The Institute for Supply Management, a trade group of purchasing managers, said on Monday that its index of manufacturing conditions fell to a reading of 49.5. That is down from 51.7 in October.
Readings above 50 in the institute’s survey signal growth, while readings below indicate contraction. Manufacturing grew in October for only the second time since May.
A gauge of new orders dropped to its lowest level since August, a sign that production could slow in the coming months. Manufacturers also sharply reduced their stockpiles, indicating companies expect weaker demand.
“Today’s report suggests that the manufacturing sector is likely to remain a weak point in the recovery for a few months yet,” Jeremy Lawson, an economist at BNP Paribas, said in a note to clients.
The weak manufacturing survey overshadowed other positive economic reports. An uptick in home building increased construction spending in October by the most in five months. Manufacturing activity in China grew in November for the second consecutive month. And American auto sales rebounded last month after Hurricane Sandy held sales back in October.
American manufacturers are concerned about what happens when trillions of dollars in tax increases and automatic spending cuts take effect in January if Congress and the Obama administration fail to strike a budget deal before then.
Those worries have led many companies to pull back this year on purchases of machinery and equipment, which signal investment plans. The decline could slow economic growth and hold back hiring in the October to December quarter.
A measure of hiring in the I.S.M. survey fell to 48.4, the lowest reading since September 2009.
Companies “are just backing off and not making any moves until things clear up a bit,” said Bradley Holcomb, chairman of the I.S.M.’s survey committee.

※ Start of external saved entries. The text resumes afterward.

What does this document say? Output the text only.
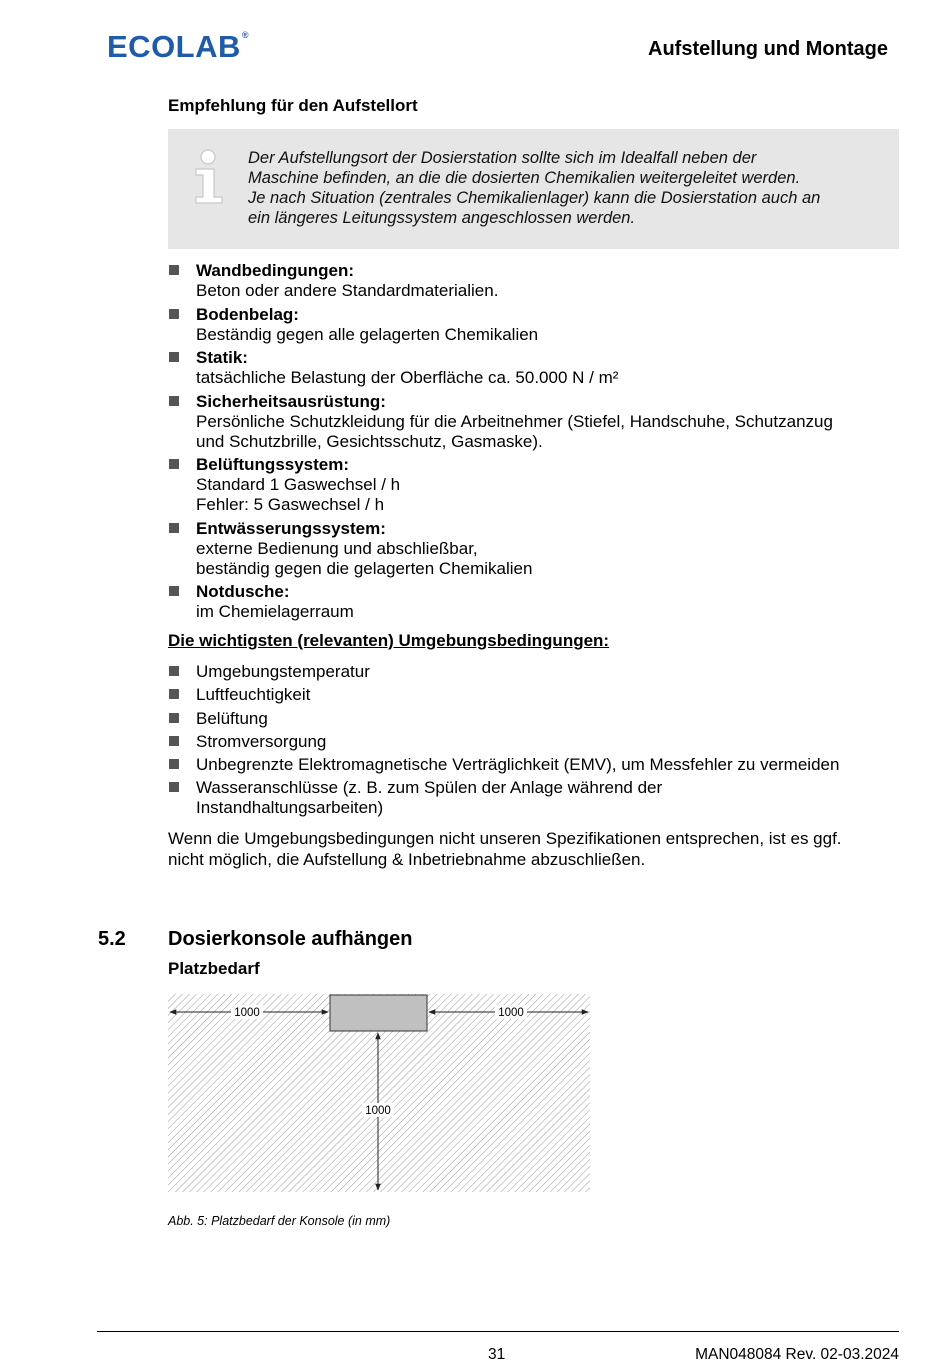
ECOLAB®
Aufstellung und Montage
Empfehlung für den Aufstellort
Der Aufstellungsort der Dosierstation sollte sich im Idealfall neben der
Maschine befinden, an die die dosierten Chemikalien weitergeleitet werden.
Je nach Situation (zentrales Chemikalienlager) kann die Dosierstation auch an
ein längeres Leitungssystem angeschlossen werden.
Wandbedingungen:
Beton oder andere Standardmaterialien.
Bodenbelag:
Beständig gegen alle gelagerten Chemikalien
Statik:
tatsächliche Belastung der Oberfläche ca. 50.000 N / m²
Sicherheitsausrüstung:
Persönliche Schutzkleidung für die Arbeitnehmer (Stiefel, Handschuhe, Schutzanzug
und Schutzbrille, Gesichtsschutz, Gasmaske).
Belüftungssystem:
Standard 1 Gaswechsel / h
Fehler: 5 Gaswechsel / h
Entwässerungssystem:
externe Bedienung und abschließbar,
beständig gegen die gelagerten Chemikalien
Notdusche:
im Chemielagerraum
Die wichtigsten (relevanten) Umgebungsbedingungen:
Umgebungstemperatur
Luftfeuchtigkeit
Belüftung
Stromversorgung
Unbegrenzte Elektromagnetische Verträglichkeit (EMV), um Messfehler zu vermeiden
Wasseranschlüsse (z. B. zum Spülen der Anlage während der
Instandhaltungsarbeiten)
Wenn die Umgebungsbedingungen nicht unseren Spezifikationen entsprechen, ist es ggf.
nicht möglich, die Aufstellung & Inbetriebnahme abzuschließen.
5.2 Dosierkonsole aufhängen
Platzbedarf
1000	1000
1000
Abb. 5: Platzbedarf der Konsole (in mm)
31	MAN048084 Rev. 02-03.2024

The American economy expanded from July through September at an annual rate of 2.7 percent, largely because of strong growth in inventories.
Separately, the Commerce Department said Monday that construction spending rose 1.4 percent in October, for its largest gain since a 1.7 percent increase in May.
The increase raised spending to a seasonally adjusted annual rate of $872.1 billion. That is nearly 17 percent higher than a 12-year low hit in February 2011. Still, even with the gain, the level of spending on construction remains only about half of what’s considered healthy.
Housing construction spending jumped 3 percent in October. Nonresidential building rose 0.3 percent. The government said Hurricane Sandy, which hit New Jersey, New York and Connecticut in late October, had only a minimal effect on the figures.
Sales of new homes fell slightly in October, dragged lower by steep declines in the Northeast partly related to Hurricane Sandy. New-home sales were still 17 percent higher in October than a year earlier.